A economista Selene Peres Nunes, uma das autoras da Lei de Responsabilidade Fiscal (LRF), destaca, por sua vez, que, antes do Plano Real, o país vivia uma grande crise financeira com empresas e indivíduos buscando se proteger do colapso do valor real. da moeda. “Tudo isso afetou a capacidade de geração de emprego e renda e também afetou a capacidade dos agentes econômicos tomarem decisões capazes de efetivamente gerar riqueza e não havia como investir no país. , A partir daí, iniciamos uma nova era, que nos permitiu traçar cenários mais claros para as finanças públicas nacionais”, resume.
A equipe também incluiu Murilo Portugal, responsável pelo Tesouro Nacional e que foi peça importante nas renegociações de dívidas com os estados.
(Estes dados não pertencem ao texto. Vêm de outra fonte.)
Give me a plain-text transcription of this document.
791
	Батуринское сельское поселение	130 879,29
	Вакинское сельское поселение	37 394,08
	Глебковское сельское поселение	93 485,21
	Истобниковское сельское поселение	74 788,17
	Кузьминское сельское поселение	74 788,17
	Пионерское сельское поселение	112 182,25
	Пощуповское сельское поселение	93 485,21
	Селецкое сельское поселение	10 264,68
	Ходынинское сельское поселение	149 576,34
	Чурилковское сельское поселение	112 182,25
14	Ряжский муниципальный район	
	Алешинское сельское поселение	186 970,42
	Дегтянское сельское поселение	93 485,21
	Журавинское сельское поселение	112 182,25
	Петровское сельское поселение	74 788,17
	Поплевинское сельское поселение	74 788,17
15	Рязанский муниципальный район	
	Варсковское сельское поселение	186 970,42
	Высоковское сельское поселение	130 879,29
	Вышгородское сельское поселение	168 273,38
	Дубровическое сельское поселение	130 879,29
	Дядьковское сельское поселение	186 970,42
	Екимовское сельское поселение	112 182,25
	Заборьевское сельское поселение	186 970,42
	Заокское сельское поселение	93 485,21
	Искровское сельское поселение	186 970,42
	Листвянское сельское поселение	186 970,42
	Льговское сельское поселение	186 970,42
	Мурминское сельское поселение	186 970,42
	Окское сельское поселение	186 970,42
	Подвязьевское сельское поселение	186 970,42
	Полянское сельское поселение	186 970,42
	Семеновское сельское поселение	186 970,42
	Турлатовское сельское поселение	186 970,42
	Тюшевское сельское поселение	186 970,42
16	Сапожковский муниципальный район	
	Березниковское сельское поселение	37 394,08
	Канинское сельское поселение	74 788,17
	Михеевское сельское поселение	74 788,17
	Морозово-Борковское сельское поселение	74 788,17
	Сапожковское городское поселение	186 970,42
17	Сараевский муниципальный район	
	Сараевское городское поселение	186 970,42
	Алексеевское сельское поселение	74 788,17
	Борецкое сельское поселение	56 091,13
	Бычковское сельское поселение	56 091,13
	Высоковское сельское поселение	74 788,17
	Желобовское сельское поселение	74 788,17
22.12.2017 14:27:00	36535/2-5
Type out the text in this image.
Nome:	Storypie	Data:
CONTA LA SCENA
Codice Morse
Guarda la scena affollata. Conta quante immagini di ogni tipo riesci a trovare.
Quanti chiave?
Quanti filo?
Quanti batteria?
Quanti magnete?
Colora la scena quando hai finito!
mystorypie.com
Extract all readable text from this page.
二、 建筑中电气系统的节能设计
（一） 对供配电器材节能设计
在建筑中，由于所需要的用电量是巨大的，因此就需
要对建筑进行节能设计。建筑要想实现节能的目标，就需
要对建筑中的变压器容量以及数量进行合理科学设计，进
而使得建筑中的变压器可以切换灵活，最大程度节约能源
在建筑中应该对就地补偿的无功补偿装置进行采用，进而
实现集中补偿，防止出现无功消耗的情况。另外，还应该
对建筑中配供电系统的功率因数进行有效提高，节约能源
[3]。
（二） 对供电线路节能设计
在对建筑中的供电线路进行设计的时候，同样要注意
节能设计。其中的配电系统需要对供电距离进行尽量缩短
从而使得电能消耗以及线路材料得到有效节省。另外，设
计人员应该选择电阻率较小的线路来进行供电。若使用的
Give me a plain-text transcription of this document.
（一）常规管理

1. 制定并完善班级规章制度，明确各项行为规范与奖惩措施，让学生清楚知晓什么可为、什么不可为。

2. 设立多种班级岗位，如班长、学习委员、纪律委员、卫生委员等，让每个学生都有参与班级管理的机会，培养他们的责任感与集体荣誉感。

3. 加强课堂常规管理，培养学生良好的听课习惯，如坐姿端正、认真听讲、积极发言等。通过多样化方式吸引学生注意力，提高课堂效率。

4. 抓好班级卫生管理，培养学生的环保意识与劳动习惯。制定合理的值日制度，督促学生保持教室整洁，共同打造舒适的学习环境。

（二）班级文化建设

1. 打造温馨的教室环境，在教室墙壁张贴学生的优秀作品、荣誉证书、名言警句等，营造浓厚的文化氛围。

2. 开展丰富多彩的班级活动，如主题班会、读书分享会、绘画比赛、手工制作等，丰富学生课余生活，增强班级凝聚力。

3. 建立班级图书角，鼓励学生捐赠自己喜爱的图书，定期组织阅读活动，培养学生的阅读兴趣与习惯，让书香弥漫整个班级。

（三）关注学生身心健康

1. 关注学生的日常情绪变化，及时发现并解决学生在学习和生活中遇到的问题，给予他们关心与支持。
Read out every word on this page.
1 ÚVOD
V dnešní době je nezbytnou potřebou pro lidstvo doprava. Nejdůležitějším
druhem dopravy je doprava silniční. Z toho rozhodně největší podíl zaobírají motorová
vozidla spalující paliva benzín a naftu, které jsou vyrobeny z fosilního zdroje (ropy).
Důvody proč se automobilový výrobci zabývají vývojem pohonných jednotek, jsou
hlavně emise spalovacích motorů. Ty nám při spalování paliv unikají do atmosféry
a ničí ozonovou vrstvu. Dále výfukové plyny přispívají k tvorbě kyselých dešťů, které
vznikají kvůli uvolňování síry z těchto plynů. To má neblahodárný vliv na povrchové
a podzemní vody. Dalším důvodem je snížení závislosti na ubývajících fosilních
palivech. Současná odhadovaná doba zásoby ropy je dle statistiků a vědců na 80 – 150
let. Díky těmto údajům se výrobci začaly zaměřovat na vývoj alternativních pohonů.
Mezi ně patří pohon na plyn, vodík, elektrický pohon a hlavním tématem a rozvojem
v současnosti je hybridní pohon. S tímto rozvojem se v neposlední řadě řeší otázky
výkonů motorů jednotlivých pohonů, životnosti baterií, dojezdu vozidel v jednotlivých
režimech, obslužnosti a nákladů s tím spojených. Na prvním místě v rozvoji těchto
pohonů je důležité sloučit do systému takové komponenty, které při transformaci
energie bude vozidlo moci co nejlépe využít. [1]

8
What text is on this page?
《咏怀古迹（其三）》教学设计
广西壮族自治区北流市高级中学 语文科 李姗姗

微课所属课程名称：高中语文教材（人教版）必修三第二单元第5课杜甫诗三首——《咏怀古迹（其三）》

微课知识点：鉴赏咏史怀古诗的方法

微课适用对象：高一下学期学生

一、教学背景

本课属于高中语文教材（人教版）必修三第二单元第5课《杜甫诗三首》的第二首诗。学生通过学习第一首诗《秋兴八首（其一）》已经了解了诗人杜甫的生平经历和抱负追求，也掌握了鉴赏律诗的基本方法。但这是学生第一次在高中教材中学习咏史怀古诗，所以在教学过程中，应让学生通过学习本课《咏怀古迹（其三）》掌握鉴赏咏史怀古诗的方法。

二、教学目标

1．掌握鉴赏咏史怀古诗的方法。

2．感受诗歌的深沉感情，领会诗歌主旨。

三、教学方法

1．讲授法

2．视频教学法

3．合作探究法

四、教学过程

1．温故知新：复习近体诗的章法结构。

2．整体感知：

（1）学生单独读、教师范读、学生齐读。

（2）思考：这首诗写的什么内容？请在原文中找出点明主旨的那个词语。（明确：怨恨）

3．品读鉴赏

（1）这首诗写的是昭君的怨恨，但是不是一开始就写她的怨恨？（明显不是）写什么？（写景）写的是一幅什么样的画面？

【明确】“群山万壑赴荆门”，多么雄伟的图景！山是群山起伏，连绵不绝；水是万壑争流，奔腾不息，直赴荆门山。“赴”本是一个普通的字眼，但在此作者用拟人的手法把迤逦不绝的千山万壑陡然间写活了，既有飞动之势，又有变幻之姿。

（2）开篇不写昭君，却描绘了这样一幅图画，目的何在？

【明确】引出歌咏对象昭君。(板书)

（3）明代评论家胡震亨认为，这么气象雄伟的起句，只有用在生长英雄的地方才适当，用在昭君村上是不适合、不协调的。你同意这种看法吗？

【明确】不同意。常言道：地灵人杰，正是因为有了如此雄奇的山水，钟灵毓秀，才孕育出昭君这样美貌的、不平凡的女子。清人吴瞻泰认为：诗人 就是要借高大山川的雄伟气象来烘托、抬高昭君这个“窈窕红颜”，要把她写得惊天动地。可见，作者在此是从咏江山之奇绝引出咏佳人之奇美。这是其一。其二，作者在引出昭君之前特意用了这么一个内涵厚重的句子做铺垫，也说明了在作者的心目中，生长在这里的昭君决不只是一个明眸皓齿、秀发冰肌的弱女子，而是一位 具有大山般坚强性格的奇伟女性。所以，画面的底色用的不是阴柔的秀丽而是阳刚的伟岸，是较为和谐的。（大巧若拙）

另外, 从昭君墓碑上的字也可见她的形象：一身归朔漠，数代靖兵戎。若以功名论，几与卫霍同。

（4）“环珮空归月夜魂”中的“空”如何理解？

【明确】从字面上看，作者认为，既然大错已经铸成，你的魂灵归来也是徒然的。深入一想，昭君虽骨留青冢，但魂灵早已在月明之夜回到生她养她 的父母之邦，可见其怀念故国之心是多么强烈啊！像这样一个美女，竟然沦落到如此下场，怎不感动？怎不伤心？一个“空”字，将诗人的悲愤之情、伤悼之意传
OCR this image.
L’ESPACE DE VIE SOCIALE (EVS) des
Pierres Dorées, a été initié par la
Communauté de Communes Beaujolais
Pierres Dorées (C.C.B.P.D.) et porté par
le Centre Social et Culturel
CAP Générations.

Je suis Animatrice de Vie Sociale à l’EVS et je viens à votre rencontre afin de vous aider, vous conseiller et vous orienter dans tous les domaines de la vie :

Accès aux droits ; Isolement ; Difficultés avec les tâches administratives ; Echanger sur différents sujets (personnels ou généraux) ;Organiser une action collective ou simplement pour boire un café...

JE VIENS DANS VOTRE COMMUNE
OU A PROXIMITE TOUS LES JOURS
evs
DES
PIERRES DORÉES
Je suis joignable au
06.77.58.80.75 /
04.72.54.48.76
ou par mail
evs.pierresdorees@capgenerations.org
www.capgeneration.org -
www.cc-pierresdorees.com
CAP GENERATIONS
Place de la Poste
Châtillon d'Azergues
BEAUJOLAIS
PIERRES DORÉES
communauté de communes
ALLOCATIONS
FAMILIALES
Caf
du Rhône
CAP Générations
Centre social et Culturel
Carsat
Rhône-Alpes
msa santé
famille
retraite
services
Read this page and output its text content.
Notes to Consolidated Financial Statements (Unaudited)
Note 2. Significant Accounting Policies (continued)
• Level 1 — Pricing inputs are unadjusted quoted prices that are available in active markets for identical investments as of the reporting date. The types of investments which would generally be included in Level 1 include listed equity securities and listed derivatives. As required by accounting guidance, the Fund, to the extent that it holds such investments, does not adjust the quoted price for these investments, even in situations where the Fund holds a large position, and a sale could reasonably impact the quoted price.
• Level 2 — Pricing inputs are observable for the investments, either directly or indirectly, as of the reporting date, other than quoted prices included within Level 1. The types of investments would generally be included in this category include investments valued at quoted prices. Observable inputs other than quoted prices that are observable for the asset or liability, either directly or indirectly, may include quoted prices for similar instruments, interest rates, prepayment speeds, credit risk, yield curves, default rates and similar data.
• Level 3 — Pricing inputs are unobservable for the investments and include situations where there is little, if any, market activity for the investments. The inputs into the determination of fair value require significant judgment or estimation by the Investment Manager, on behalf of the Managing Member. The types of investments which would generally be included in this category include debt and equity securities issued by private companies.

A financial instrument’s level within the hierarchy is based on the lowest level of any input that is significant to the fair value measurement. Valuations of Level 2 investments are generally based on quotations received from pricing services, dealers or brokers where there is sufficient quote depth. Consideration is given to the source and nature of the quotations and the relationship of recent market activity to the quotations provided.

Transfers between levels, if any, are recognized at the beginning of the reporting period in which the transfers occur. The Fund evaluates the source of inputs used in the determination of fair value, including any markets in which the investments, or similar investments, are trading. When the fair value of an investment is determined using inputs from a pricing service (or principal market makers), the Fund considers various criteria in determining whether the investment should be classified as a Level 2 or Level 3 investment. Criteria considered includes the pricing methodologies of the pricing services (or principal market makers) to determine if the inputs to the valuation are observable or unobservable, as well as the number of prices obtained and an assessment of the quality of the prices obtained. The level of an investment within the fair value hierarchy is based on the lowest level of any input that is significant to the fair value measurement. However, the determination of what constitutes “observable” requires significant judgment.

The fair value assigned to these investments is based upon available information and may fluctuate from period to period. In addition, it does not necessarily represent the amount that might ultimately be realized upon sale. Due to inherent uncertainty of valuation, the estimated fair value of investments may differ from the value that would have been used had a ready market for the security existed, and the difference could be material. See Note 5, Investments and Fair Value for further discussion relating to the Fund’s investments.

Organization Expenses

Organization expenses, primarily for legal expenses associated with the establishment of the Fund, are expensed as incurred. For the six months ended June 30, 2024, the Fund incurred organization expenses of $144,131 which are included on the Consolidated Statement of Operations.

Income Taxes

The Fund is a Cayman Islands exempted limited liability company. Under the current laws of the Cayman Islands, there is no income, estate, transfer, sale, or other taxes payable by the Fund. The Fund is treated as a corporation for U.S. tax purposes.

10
Ajudou a implementar o Programa de Ação Imediata (PAI), que abriu caminho para a formulação e execução do Plano Real. “Portugal soube negociar muito bem essas despesas, para fazer o ajuste fiscal”, destaca Selene.
Segundo Portugal, o fluxo de transferências da União para os estados foi utilizado como garantia para essa renegociação e, por isso, quando os governadores começaram a pagar as parcelas, em 1994, 11% da sua receita corrente líquida, isso representava 0,4% do Produto Interno Bruto (PIB). Depois houve o Fundo de Emergência Social, que foi aprovado através da dissociação de 20% das receitas. “Tudo isso gerou um superávit primário, em 1994, de 5,17% do PIB como resultado das medidas”, diz.